Freshness & Schema Tracking¶

Monitor data staleness and track schema evolution over time.

Freshness Quick Start¶

from duckguard import connect
from datetime import timedelta

data = connect("orders.csv")

# Simple freshness check
print(data.freshness.age_human)  # "2 hours ago"
print(data.freshness.is_fresh)   # True

# Custom threshold
if not data.is_fresh(timedelta(hours=6)):
    print("Data is stale!")

Freshness Methods¶

DuckGuard checks freshness via file modification time or timestamp columns:

File Modification Time¶

from duckguard.freshness import FreshnessMonitor

monitor = FreshnessMonitor(threshold=timedelta(hours=6))
result = monitor.check_file_mtime("data.csv")

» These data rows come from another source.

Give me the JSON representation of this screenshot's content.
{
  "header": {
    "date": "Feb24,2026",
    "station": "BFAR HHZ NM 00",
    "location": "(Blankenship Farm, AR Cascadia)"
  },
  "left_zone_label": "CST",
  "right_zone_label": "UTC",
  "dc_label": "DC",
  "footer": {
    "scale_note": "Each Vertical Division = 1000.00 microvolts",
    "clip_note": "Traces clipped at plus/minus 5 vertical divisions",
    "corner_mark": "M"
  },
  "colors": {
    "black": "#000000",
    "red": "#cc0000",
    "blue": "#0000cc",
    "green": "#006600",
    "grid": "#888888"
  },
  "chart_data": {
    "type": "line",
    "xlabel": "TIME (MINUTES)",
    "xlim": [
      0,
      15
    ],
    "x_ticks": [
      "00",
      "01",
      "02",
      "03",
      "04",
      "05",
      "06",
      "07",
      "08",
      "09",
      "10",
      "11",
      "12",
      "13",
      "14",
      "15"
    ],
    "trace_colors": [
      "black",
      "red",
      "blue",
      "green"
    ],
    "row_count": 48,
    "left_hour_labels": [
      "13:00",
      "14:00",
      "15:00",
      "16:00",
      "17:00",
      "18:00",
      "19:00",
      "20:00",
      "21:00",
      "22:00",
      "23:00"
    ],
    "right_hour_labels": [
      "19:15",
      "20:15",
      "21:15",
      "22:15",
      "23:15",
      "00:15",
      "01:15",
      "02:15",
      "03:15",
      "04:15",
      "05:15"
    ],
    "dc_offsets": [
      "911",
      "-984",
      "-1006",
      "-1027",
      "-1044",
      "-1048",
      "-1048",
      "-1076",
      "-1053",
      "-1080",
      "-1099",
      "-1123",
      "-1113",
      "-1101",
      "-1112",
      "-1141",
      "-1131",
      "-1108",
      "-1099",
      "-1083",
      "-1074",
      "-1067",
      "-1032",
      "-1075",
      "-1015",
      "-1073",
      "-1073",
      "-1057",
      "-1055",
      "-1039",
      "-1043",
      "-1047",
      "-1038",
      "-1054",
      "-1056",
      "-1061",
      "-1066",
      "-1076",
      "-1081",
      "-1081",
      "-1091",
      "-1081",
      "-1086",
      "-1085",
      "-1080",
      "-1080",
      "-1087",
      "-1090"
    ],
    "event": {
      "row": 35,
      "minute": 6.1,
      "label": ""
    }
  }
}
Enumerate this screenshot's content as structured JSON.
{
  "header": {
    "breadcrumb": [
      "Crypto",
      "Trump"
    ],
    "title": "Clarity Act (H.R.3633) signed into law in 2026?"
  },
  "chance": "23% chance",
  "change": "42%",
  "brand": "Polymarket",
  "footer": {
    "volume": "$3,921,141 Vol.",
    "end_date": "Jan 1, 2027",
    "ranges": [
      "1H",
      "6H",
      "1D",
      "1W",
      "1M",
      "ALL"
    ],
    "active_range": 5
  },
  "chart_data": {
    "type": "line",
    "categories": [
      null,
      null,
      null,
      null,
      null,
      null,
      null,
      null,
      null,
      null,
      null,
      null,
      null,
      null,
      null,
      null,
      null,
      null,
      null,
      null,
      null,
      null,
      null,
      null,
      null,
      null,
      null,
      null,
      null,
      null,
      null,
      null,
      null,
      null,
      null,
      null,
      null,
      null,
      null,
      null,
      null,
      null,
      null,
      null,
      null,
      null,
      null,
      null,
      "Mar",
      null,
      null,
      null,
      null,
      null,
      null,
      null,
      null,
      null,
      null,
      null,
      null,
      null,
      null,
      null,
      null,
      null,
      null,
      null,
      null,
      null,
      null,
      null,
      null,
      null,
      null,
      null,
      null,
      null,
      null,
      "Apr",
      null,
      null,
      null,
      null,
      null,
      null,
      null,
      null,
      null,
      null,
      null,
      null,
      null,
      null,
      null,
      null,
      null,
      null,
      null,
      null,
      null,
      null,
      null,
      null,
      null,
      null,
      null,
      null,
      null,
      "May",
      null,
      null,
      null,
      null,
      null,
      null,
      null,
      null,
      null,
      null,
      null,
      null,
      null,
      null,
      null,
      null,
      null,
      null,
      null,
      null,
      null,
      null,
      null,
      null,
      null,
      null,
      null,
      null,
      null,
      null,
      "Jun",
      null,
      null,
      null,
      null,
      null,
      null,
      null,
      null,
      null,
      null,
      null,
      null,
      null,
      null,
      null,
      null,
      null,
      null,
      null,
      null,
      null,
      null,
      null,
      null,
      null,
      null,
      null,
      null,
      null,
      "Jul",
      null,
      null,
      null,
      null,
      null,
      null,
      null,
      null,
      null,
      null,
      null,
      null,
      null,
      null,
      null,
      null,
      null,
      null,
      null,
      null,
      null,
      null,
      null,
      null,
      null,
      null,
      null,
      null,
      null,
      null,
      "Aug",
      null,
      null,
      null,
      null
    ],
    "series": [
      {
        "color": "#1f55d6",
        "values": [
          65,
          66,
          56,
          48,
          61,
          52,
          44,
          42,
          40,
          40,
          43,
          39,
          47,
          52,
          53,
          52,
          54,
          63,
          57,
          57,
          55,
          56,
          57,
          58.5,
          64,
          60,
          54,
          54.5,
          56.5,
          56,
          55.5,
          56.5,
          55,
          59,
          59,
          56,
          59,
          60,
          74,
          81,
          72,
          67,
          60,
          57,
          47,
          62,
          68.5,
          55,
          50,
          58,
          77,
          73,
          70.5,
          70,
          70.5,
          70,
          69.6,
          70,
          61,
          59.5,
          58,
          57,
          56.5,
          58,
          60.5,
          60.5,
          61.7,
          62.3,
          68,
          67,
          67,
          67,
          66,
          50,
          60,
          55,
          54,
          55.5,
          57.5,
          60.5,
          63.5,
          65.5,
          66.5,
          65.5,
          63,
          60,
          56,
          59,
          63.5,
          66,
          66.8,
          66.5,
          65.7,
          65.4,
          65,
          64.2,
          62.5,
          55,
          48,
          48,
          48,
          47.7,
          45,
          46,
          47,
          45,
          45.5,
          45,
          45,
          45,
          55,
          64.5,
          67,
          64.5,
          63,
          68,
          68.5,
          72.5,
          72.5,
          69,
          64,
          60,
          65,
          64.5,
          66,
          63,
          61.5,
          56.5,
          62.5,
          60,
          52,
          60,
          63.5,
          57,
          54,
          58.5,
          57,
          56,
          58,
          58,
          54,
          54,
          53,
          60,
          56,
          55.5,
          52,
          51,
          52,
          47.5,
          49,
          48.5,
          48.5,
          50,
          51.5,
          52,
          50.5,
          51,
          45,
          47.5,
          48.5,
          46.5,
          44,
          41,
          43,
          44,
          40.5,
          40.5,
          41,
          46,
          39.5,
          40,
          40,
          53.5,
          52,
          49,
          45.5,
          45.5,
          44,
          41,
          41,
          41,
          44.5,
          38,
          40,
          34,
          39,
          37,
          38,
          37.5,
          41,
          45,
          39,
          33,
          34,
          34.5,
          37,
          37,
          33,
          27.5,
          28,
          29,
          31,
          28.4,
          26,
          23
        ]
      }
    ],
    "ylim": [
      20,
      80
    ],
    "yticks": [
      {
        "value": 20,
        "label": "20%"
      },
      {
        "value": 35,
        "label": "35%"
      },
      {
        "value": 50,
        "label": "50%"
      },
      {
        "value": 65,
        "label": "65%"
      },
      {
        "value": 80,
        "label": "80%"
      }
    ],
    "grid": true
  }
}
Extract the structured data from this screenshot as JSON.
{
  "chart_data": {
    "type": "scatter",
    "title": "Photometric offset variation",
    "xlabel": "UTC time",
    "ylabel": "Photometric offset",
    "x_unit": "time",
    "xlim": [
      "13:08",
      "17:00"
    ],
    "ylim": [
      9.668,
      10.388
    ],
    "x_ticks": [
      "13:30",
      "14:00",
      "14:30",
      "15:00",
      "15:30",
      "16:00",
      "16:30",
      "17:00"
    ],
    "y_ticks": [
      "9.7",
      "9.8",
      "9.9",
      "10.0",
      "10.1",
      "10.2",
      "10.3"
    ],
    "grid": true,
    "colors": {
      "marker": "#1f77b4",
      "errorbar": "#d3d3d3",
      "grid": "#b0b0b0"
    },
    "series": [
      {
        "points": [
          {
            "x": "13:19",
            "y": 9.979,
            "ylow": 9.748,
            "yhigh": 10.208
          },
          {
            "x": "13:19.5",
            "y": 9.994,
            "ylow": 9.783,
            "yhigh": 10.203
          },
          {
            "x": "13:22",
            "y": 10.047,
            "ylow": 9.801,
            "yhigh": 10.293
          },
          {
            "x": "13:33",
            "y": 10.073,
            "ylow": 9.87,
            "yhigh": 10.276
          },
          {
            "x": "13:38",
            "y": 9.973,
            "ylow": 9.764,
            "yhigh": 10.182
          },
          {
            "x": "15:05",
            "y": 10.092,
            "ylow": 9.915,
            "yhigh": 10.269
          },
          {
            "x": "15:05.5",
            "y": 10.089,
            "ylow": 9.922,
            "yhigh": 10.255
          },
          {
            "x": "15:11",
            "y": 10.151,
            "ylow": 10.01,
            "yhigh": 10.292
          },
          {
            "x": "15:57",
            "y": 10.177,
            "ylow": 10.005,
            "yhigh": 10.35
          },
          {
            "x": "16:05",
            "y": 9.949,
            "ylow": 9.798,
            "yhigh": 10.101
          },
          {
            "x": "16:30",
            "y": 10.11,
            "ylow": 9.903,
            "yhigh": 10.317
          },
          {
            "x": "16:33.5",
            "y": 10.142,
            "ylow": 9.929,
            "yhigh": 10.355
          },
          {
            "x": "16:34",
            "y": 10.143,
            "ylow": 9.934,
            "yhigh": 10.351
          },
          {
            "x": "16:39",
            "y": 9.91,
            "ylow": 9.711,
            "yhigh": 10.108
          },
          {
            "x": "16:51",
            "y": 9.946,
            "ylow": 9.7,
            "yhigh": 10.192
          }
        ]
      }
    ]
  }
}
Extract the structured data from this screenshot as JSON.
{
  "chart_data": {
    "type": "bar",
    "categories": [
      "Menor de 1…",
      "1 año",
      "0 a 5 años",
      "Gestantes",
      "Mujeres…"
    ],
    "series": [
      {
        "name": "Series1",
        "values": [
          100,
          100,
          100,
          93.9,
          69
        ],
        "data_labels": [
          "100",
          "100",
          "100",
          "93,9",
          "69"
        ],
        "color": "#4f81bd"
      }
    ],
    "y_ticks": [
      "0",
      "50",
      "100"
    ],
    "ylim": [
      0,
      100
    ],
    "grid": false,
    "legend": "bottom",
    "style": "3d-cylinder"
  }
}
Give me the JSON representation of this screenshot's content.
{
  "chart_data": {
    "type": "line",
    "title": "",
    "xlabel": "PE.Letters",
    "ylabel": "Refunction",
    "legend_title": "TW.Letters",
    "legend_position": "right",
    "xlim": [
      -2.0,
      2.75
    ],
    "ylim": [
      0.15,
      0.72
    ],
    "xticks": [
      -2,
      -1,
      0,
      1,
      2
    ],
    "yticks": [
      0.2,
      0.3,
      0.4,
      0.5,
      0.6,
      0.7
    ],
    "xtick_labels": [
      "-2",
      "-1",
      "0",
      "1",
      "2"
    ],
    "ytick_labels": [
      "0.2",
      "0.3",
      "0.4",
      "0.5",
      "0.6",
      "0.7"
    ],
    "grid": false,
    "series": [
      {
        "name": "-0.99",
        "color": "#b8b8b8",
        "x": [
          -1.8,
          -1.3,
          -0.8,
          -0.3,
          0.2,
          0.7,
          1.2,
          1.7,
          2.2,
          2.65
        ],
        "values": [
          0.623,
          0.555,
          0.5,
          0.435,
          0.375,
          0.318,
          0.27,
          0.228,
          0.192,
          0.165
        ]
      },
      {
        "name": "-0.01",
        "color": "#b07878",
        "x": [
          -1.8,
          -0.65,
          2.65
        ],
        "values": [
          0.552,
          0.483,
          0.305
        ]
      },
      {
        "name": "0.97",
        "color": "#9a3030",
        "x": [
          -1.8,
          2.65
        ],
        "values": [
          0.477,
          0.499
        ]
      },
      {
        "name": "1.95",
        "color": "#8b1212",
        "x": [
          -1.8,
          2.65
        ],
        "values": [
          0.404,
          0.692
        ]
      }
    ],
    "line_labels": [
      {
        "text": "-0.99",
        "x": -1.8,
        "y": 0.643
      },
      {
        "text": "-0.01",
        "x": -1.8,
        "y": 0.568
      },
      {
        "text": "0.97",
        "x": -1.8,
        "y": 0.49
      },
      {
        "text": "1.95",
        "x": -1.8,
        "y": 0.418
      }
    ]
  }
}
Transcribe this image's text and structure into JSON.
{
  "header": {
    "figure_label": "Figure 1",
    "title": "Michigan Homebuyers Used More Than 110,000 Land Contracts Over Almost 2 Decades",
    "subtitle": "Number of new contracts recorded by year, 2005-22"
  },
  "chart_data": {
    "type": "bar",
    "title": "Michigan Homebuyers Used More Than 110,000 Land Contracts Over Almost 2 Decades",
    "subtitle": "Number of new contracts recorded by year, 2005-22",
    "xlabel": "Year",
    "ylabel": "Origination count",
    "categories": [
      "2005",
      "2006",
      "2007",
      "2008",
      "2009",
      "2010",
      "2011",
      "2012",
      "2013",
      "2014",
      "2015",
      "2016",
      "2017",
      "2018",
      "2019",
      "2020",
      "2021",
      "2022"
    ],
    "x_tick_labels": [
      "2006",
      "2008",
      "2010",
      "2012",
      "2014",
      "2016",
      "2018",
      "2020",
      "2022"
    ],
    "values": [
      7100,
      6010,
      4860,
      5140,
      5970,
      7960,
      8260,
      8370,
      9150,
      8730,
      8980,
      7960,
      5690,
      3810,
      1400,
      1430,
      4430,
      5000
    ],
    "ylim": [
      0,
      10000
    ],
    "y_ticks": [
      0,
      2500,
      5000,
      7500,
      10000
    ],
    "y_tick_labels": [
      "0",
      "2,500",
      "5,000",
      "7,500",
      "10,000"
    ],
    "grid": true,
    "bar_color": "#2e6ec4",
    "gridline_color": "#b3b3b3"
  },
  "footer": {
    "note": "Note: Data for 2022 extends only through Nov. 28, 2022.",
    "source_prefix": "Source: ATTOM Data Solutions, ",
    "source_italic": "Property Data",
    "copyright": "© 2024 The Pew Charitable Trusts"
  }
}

print(result.last_modified)      # datetime
print(result.age_human)          # "3 hours ago"
print(result.is_fresh)           # True/False
print(result.method)             # FreshnessMethod.FILE_MTIME

Column Timestamp¶

result = monitor.check_column_timestamp(data, "updated_at")
# Uses MAX(updated_at) to determine freshness

# Use MIN instead (oldest record)
result = monitor.check_column_timestamp(data, "created_at", use_max=False)

Auto-Detection¶

monitor.check() picks the best method automatically:

Local file → uses file mtime
Dataset with timestamp column → auto-detects columns like updated_at, created_at, timestamp

FreshnessResult¶

result = monitor.check(data)

result.source             # Data source path
result.last_modified      # datetime or None
result.age_seconds        # Float or None
result.age_human          # "2 hours ago"
result.is_fresh           # True/False
result.threshold_seconds  # Configured threshold
result.method             # FILE_MTIME, COLUMN_MAX, etc.
result.to_dict()          # JSON-serializable dict

CLI¶

duckguard freshness data.csv
duckguard freshness data.csv --max-age 6h
duckguard freshness data.csv --column updated_at
duckguard freshness data.csv --format json

Schema Tracking¶

Capture schema snapshots over time and detect changes.

Capture a Snapshot¶

from duckguard import connect
from duckguard.schema_history import SchemaTracker

tracker = SchemaTracker()
data = connect("data.csv")

snapshot = tracker.capture(data)
print(f"Captured {snapshot.column_count} columns, {snapshot.row_count} rows")

View History¶

history = tracker.get_history(data.source, limit=10)
for snap in history:
    print(f"{snap.captured_at}: {snap.column_count} columns")

Get Latest Snapshot¶

latest = tracker.get_latest(data.source)
if latest:
    for col in latest.columns:
        print(f"{col.name}: {col.dtype} (nullable: {col.nullable})")

Detect Changes¶

from duckguard.schema_history import SchemaChangeAnalyzer

analyzer = SchemaChangeAnalyzer()
# Compare current schema against the last snapshot
# (uses tracker internally)

CLI¶

duckguard schema data.csv                    # Show current schema
duckguard schema data.csv --action capture   # Capture snapshot
duckguard schema data.csv --action history   # View history
duckguard schema data.csv --action changes   # Detect changes

Schema Snapshot Structure¶

Each snapshot captures:

Column name and data type
Nullable flag
Column position (ordering)
Row count at capture time
Timestamp of capture

Snapshots are stored in a local SQLite database and compared for drift detection.